Grounding this work in Social Design Based Experiments (SDBEs) (Gutiérrez, 2016; Gutiérrez & Jurow, 2016) and Afrocentric Research Design (ARD) (Hlela, 2018), the study positions blackness not as a fixed racial category but as a dynamic cultural practice that is continuously learned, negotiated, and transmitted across generations. An application of SDBE principles—re-mediation, historicity, equity, resilience, transformability, and sustainability—through an Afrocentric lens helps us to understand how the collective's programming creates learning environments that affirm participants' intersectional identities. Specifically, this paper draws from the ALEAC digital archive, analyzing and examining participant testimonials from workshops, cultural events, and educational programming, in order to document how the organization operationalizes care as a political act (McKinney de Royston et al., 2017). The collective's mission to create "spaces where AfroLatinx identity is recognized, celebrated, and empowered" exemplifies transformative educational work that emerges from community organizing and cross-diasporic collaboration.
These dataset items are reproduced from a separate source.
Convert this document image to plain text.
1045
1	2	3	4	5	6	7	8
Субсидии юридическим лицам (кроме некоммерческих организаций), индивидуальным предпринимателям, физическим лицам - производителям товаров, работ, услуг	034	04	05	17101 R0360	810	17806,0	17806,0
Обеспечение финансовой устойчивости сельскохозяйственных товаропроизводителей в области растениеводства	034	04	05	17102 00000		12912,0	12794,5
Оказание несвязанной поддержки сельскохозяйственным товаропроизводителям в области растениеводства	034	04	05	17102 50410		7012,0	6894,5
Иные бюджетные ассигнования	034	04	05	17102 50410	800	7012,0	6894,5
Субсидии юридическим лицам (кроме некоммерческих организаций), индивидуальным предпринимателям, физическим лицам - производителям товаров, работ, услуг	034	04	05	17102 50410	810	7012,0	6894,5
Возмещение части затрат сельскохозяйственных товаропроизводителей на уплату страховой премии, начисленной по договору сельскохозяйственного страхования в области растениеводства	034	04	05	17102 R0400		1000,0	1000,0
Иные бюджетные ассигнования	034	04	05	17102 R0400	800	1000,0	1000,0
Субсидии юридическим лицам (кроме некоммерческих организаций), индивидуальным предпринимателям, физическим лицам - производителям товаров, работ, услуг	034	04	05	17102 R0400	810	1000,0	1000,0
To take up Los Angeles as a "portal” means recognizing how the city's ever-changing demographic landscape creates unique conditions where different AfroLatinx diasporic communities encounter other diaspora groups, resulting in evolving engagements with identity, belonging, and community-building. The AfroLatinx Education and Arts Collective, serving LA's 47,000 AfroLatinx residents, represents a concrete manifestation of how communities navigate this complex diasporic terrain (Casellas Connors, 2025; Galdámez et al., 2023). Their programming reflects the dynamic nature of Los Angeles as a space where Puerto Rican, Mexican, Dominican, Colombian, Garifuna and other AfroLatinx communities intersect with broader Black, Indigenous, and immigrant communities, necessitating new forms of solidarity and collective identity formation.
This paper’s focus on Los Angeles-based organizing contributes to broader conversations. Ultimately, this paper positions community organizations as visionary designers whose work prefigures more just educational futures, offering concrete examples of how communities navigate complex diasporic landscapes while creating transformative learning experiences.